LPA enhances laminin-332 protein expression in A431 cells. To examine the expression level of Ln-332 chains in LPA-treated A431 cells, cells were serum starved for 24 h and incubated with PBS or 2 μM LPA for 12 h. (a, b) Cells were then lysed and 100 μg of proteins were separated on an 8% gel under reducing conditions. After separation, the same gel was transferred to a PVDF membrane and blocked with 5% skim milk in 1X TBS and 0.1% Tween 20. After blocking, BM165 (mAb against human laminin α3 chain) H-300 (pAb against human laminin β3 chain), a pAb against rat laminin γ2 chain, or a mAb against actin was added at the diluted ratios of 1 : 1000, 1 : 200, 1 : 2000, and 1 : 10000, respectively, and incubated at 4°C overnight. Anti-rabbit IgG or mouse IgG HRP-conjugated antibody was used as a secondary antibody at the diluted ratio of 1 : 1000. The bands were visualized with an ECL plus system (Perkin Elmer, Waltham, MA). Protein expression levels were quantified using ImageJ. Results showed that LPA treatment consistently increased Ln-332 component expression.
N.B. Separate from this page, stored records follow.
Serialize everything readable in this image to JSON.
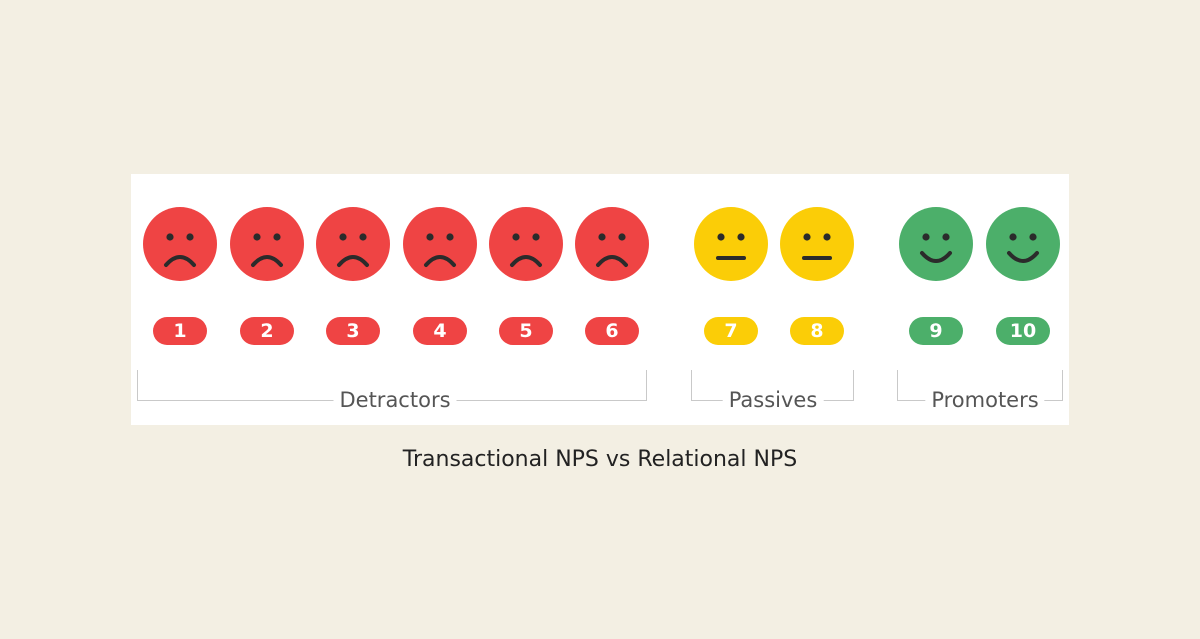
{
  "scale": [
    {
      "score": "1",
      "mood": "sad",
      "color": "#ef4444"
    },
    {
      "score": "2",
      "mood": "sad",
      "color": "#ef4444"
    },
    {
      "score": "3",
      "mood": "sad",
      "color": "#ef4444"
    },
    {
      "score": "4",
      "mood": "sad",
      "color": "#ef4444"
    },
    {
      "score": "5",
      "mood": "sad",
      "color": "#ef4444"
    },
    {
      "score": "6",
      "mood": "sad",
      "color": "#ef4444"
    },
    {
      "score": "7",
      "mood": "neutral",
      "color": "#fbcd07"
    },
    {
      "score": "8",
      "mood": "neutral",
      "color": "#fbcd07"
    },
    {
      "score": "9",
      "mood": "happy",
      "color": "#4caf6a"
    },
    {
      "score": "10",
      "mood": "happy",
      "color": "#4caf6a"
    }
  ],
  "groups": {
    "detractors": "Detractors",
    "passives": "Passives",
    "promoters": "Promoters"
  },
  "caption": "Transactional NPS vs Relational NPS"
}
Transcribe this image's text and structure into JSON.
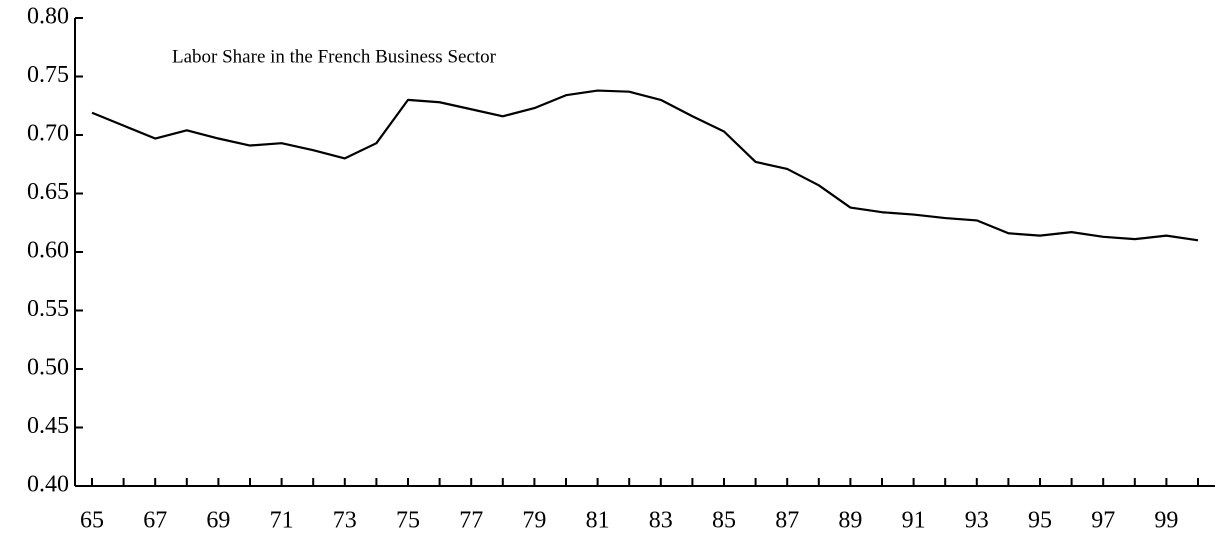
{
  "chart_data": {
    "type": "line",
    "title": "Labor Share in the French Business Sector",
    "categories": [
      "65",
      null,
      "67",
      null,
      "69",
      null,
      "71",
      null,
      "73",
      null,
      "75",
      null,
      "77",
      null,
      "79",
      null,
      "81",
      null,
      "83",
      null,
      "85",
      null,
      "87",
      null,
      "89",
      null,
      "91",
      null,
      "93",
      null,
      "95",
      null,
      "97",
      null,
      "99",
      null
    ],
    "series": [
      {
        "name": "Labor Share",
        "color": "#000000",
        "values": [
          0.719,
          0.708,
          0.697,
          0.704,
          0.697,
          0.691,
          0.693,
          0.687,
          0.68,
          0.693,
          0.73,
          0.728,
          0.722,
          0.716,
          0.723,
          0.734,
          0.738,
          0.737,
          0.73,
          0.716,
          0.703,
          0.677,
          0.671,
          0.657,
          0.638,
          0.634,
          0.632,
          0.629,
          0.627,
          0.616,
          0.614,
          0.617,
          0.613,
          0.611,
          0.614,
          0.61
        ]
      }
    ],
    "ylim": [
      0.4,
      0.8
    ],
    "yticks": [
      {
        "value": 0.4,
        "label": "0.40"
      },
      {
        "value": 0.45,
        "label": "0.45"
      },
      {
        "value": 0.5,
        "label": "0.50"
      },
      {
        "value": 0.55,
        "label": "0.55"
      },
      {
        "value": 0.6,
        "label": "0.60"
      },
      {
        "value": 0.65,
        "label": "0.65"
      },
      {
        "value": 0.7,
        "label": "0.70"
      },
      {
        "value": 0.75,
        "label": "0.75"
      },
      {
        "value": 0.8,
        "label": "0.80"
      }
    ],
    "grid": false
  }
}
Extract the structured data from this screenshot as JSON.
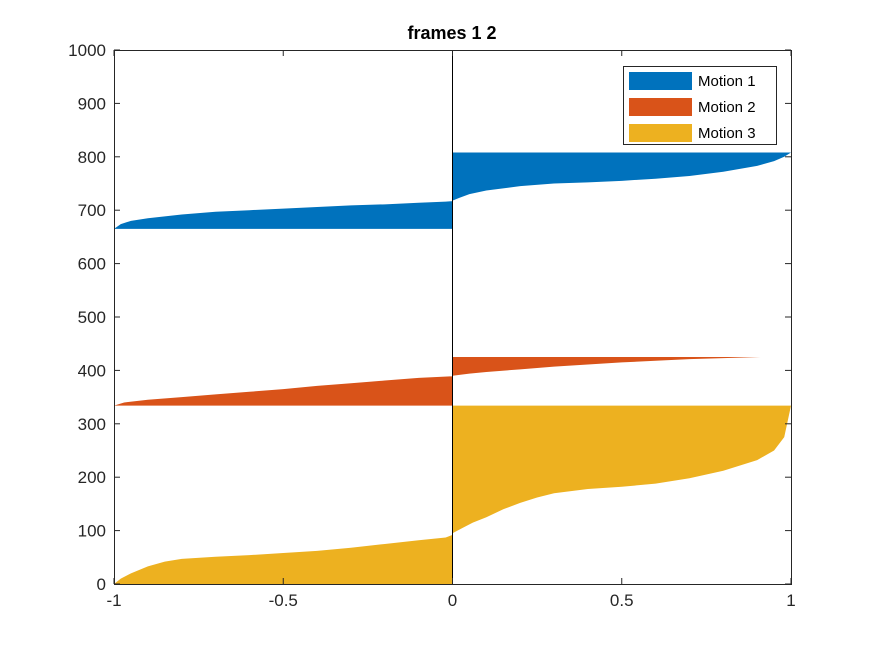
{
  "chart_data": {
    "type": "area",
    "title": "frames 1 2",
    "xlabel": "",
    "ylabel": "",
    "xlim": [
      -1,
      1
    ],
    "ylim": [
      0,
      1000
    ],
    "xticks": [
      -1,
      -0.5,
      0,
      0.5,
      1
    ],
    "xtick_labels": [
      "-1",
      "-0.5",
      "0",
      "0.5",
      "1"
    ],
    "yticks": [
      0,
      100,
      200,
      300,
      400,
      500,
      600,
      700,
      800,
      900,
      1000
    ],
    "ytick_labels": [
      "0",
      "100",
      "200",
      "300",
      "400",
      "500",
      "600",
      "700",
      "800",
      "900",
      "1000"
    ],
    "grid": false,
    "legend_position": "top-right",
    "series": [
      {
        "name": "Motion 1",
        "color": "#0072BD",
        "y_range": [
          665,
          808
        ],
        "points": [
          {
            "x": -1.0,
            "y": 665
          },
          {
            "x": -0.98,
            "y": 674
          },
          {
            "x": -0.95,
            "y": 680
          },
          {
            "x": -0.9,
            "y": 685
          },
          {
            "x": -0.8,
            "y": 692
          },
          {
            "x": -0.7,
            "y": 697
          },
          {
            "x": -0.6,
            "y": 700
          },
          {
            "x": -0.5,
            "y": 703
          },
          {
            "x": -0.4,
            "y": 706
          },
          {
            "x": -0.3,
            "y": 709
          },
          {
            "x": -0.2,
            "y": 711
          },
          {
            "x": -0.1,
            "y": 714
          },
          {
            "x": -0.02,
            "y": 716
          },
          {
            "x": 0.0,
            "y": 717
          },
          {
            "x": 0.0,
            "y": 718
          },
          {
            "x": 0.02,
            "y": 723
          },
          {
            "x": 0.05,
            "y": 730
          },
          {
            "x": 0.1,
            "y": 737
          },
          {
            "x": 0.2,
            "y": 745
          },
          {
            "x": 0.3,
            "y": 750
          },
          {
            "x": 0.4,
            "y": 752
          },
          {
            "x": 0.5,
            "y": 755
          },
          {
            "x": 0.6,
            "y": 759
          },
          {
            "x": 0.7,
            "y": 764
          },
          {
            "x": 0.8,
            "y": 772
          },
          {
            "x": 0.9,
            "y": 783
          },
          {
            "x": 0.95,
            "y": 792
          },
          {
            "x": 0.98,
            "y": 800
          },
          {
            "x": 1.0,
            "y": 808
          }
        ]
      },
      {
        "name": "Motion 2",
        "color": "#D95319",
        "y_range": [
          334,
          425
        ],
        "points": [
          {
            "x": -1.0,
            "y": 334
          },
          {
            "x": -0.97,
            "y": 340
          },
          {
            "x": -0.9,
            "y": 345
          },
          {
            "x": -0.8,
            "y": 350
          },
          {
            "x": -0.7,
            "y": 355
          },
          {
            "x": -0.6,
            "y": 360
          },
          {
            "x": -0.5,
            "y": 365
          },
          {
            "x": -0.4,
            "y": 371
          },
          {
            "x": -0.3,
            "y": 376
          },
          {
            "x": -0.2,
            "y": 381
          },
          {
            "x": -0.1,
            "y": 386
          },
          {
            "x": 0.0,
            "y": 389
          },
          {
            "x": 0.0,
            "y": 390
          },
          {
            "x": 0.05,
            "y": 394
          },
          {
            "x": 0.1,
            "y": 397
          },
          {
            "x": 0.2,
            "y": 402
          },
          {
            "x": 0.3,
            "y": 407
          },
          {
            "x": 0.4,
            "y": 411
          },
          {
            "x": 0.5,
            "y": 415
          },
          {
            "x": 0.6,
            "y": 418
          },
          {
            "x": 0.7,
            "y": 421
          },
          {
            "x": 0.8,
            "y": 423
          },
          {
            "x": 0.91,
            "y": 425
          }
        ]
      },
      {
        "name": "Motion 3",
        "color": "#EDB120",
        "y_range": [
          0,
          334
        ],
        "points": [
          {
            "x": -1.0,
            "y": 0
          },
          {
            "x": -0.98,
            "y": 10
          },
          {
            "x": -0.95,
            "y": 20
          },
          {
            "x": -0.9,
            "y": 33
          },
          {
            "x": -0.85,
            "y": 42
          },
          {
            "x": -0.8,
            "y": 47
          },
          {
            "x": -0.7,
            "y": 51
          },
          {
            "x": -0.6,
            "y": 54
          },
          {
            "x": -0.5,
            "y": 58
          },
          {
            "x": -0.4,
            "y": 62
          },
          {
            "x": -0.3,
            "y": 68
          },
          {
            "x": -0.2,
            "y": 75
          },
          {
            "x": -0.1,
            "y": 82
          },
          {
            "x": -0.02,
            "y": 87
          },
          {
            "x": 0.0,
            "y": 92
          },
          {
            "x": 0.0,
            "y": 95
          },
          {
            "x": 0.03,
            "y": 105
          },
          {
            "x": 0.06,
            "y": 115
          },
          {
            "x": 0.1,
            "y": 125
          },
          {
            "x": 0.15,
            "y": 140
          },
          {
            "x": 0.2,
            "y": 152
          },
          {
            "x": 0.25,
            "y": 162
          },
          {
            "x": 0.3,
            "y": 170
          },
          {
            "x": 0.4,
            "y": 178
          },
          {
            "x": 0.5,
            "y": 182
          },
          {
            "x": 0.6,
            "y": 188
          },
          {
            "x": 0.7,
            "y": 198
          },
          {
            "x": 0.8,
            "y": 212
          },
          {
            "x": 0.9,
            "y": 232
          },
          {
            "x": 0.95,
            "y": 250
          },
          {
            "x": 0.98,
            "y": 275
          },
          {
            "x": 1.0,
            "y": 334
          }
        ]
      }
    ]
  }
}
Both the Ln-332 α3 and β3 chains were determined to be significantly increased (N = 3, P =  .004), whereas the γ2 chain was only somewhat elevated compared to the PBS control treatment.

Figure 6

Anti-Ln-332 antibody prevents A431 colony from dispersing by LPA treatment. Cell colony dispersal assays were performed similarly to our previous studies (serum-starved A431 cells for 24 h, treated with 2 μM LPA), with the addition of an anti-Ln-332 antibody (BM165). (a, b) We found that anti-Ln-332 antibody significantly blocked dispersal of LPA-treated colonies, compared to those colonies treated with LPA alone (N = 3; P <  .05). LPA-treated A431 colony dispersal percentages in the absence (LPA) or presence of BM165 antibody (LPA + anti-Ln-332) are indicated as light-grey triangles or cross, respectively. These results strongly support a general role for Ln-332 in regulating the “LPA effect”. *P <  .05, Two-way ANOVA (Bonferroni post test).

Figure 7

Hypothetical working model of LPA-induced A431 colony dispersal. We hypothesize that LPA induces Ln-332 expression via TGF-β1 pathway. In our working model, LPA binds to LPA receptors on the A431 cell surface and transactivates TGF-β1 type I receptor (TGFβR1), which phosphorylates receptor-regulated Smad (R-Smad), Smad2, and Smad3. These results are supported by other previous findings [36, 40, 41]. Another potential pathway may lead to the direct induction of phosphorylation of Smad2/3.Phosphorylated Smad2/3 forms complex with Smad4 and translocates into the nucleus [41]. Smad4 functions as a positive transcriptional regulator of Ln-332 [42]. Finally, LPA enhances Ln-332 expression to promote A431 colony dispersal.